Carlos Ghosn is gone - who will drive the Alliance now?

Carlos Ghosn held down two CEO positions and built the world's biggest carmaking alliance but now it looks like there is no way back for him - he is languishing in a Tokyo jail cell and the machinations of power continue at Nissan and Renault.

Ghosn has now been replaced as CEO of Renault, after having been fired by both Nissan and Mitsubishi.

Ghosn often said that while he could do the two jobs, as CEO of Renault and of Nissan, he would have looked for at least two people to replace him. And this was before Mitsubishi joined the Alliance.

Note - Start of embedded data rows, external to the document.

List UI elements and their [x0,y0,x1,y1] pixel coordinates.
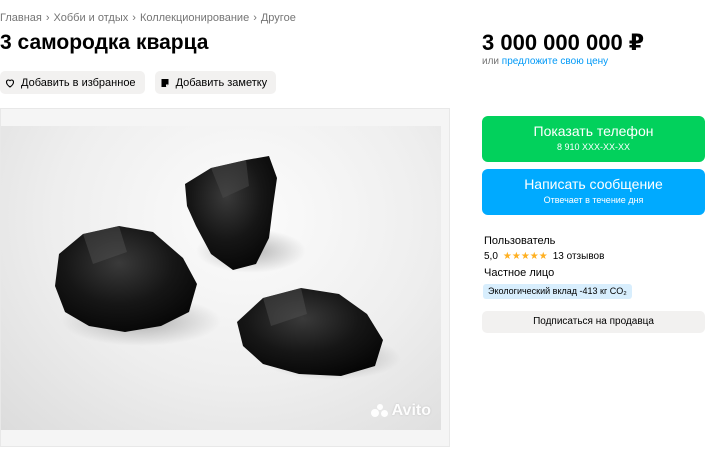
breadcrumb-separator: › [132,12,136,24]
watermark: Avito [370,402,431,420]
breadcrumb-home[interactable]: Главная [0,12,42,24]
subscribe-button[interactable]: Подписаться на продавца [482,311,705,333]
star-icon: ★★★★★ [502,251,548,262]
watermark-text: Avito [391,402,431,419]
breadcrumb-separator: › [253,12,257,24]
price-offer-prefix: или [482,56,500,67]
seller-type: Частное лицо [484,267,555,279]
seller-rating: 5,0 ★★★★★ 13 отзывов [484,251,604,262]
price-offer: или предложите свою цену [482,56,608,67]
suggest-price-link[interactable]: предложите свою цену [502,56,608,67]
add-to-favorites-label: Добавить в избранное [21,76,136,89]
add-note-button[interactable]: Добавить заметку [154,71,277,94]
price: 3 000 000 000 ₽ [482,30,645,55]
add-to-favorites-button[interactable]: Добавить в избранное [0,71,145,94]
rating-value: 5,0 [484,251,498,262]
note-icon [161,78,169,87]
listing-actions: Добавить в избранное Добавить заметку [0,71,277,94]
show-phone-button[interactable]: Показать телефон 8 910 XXX-XX-XX [482,116,705,162]
breadcrumb-separator: › [45,12,50,24]
breadcrumb: Главная › Хобби и отдых › Коллекционирование… [0,12,296,24]
avito-logo-icon [370,404,389,418]
seller-info: Пользователь 5,0 ★★★★★ 13 отзывов Частно… [484,235,604,279]
breadcrumb-other[interactable]: Другое [261,12,296,24]
add-note-label: Добавить заметку [175,76,268,89]
reviews-link[interactable]: 13 отзывов [553,251,605,262]
eco-badge[interactable]: Экологический вклад -413 кг CO₂ [483,284,632,299]
seller-name[interactable]: Пользователь [484,235,604,247]
heart-icon [5,78,15,88]
listing-photo[interactable]: Avito [0,108,450,447]
photo-image: Avito [1,126,441,430]
breadcrumb-collecting[interactable]: Коллекционирование [140,12,249,24]
page-title: 3 самородка кварца [0,31,209,54]
stones-image [55,156,401,380]
response-time: Отвечает в течение дня [543,195,644,205]
breadcrumb-hobby[interactable]: Хобби и отдых [54,12,129,24]
stone-right [237,288,383,376]
write-message-label: Написать сообщение [524,176,663,192]
stone-left [55,226,197,332]
show-phone-label: Показать телефон [533,123,654,139]
write-message-button[interactable]: Написать сообщение Отвечает в течение дн… [482,169,705,215]
phone-number: 8 910 XXX-XX-XX [556,142,631,152]
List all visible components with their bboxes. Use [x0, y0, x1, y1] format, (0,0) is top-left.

And what an organisation it is - nearly half a million people work in the triumvirate of carmakers, making more than 10 million vehicles a year. It is almost impossible to work out the number of supplier employees connected with the Alliance but almost every vendor on the planet has a stake in the organisation, at the first tier or all the way down to tier X.

Last week Renault unveiled its new leadership team, appointing chief operating officer Thierry Bolloré as CEO, and outgoing Michelin head Jean-Dominique Senard as chairman. Both of these men have the blessing of various unions and Renault has been quoted as saying that Senard would be the main point of contact for its Japanese partners for any discussion on the alliance's organization and evolution. ‘He will propose to the board of directors any new alliance agreement that he considers useful for Renault's future,’ it said.

And there is the key - just as the UK must renegotiate dozens of trade agreements just to maintain its status quo as a manufacturing and trading nation, so it seems that Renault will have to reorganise its global strategy.

Hiroto Saikawa, who took over from Ghosn as Nissan CEO last year but is now stepping aside, said that while it was too soon to ‘discuss a reformation of the alliance, we should be working now to improve things day to day for the company and maintain the status quo,’ and that ‘Dissolving it [the Alliance] would be difficult’.

One might assume that Renault might come out of any split as the stronger party, considering that the French carmaker, under Ghosn’s brilliant leadership, effectively saved Nissan, introducing exciting new models and advanced technology. But sadly it might turn out the other way round; Nissan and Mitsubishi are further advanced in EVs, hybrids and connected and autonomous vehicles.

This is no accident; Ghosn knew that the Japanese members of the Alliance were the best companies to spearhead new mobility solutions, and that the traditionally conservative French arm of the group was where quality and innovation in design would reap the most benefits hence the premium quality interior in the new Clio, for example.

Carlos Ghosn had a really long term vision of the Alliance’s future. I for one doubt that the multi-leadership that must follow will have that breadth and depth of knowledge, experience and the sheer ‘car sense’ to hold the companies together and make the daring and imaginative choices that Ghosn made in creating the greatest automotive organisation the world has seen.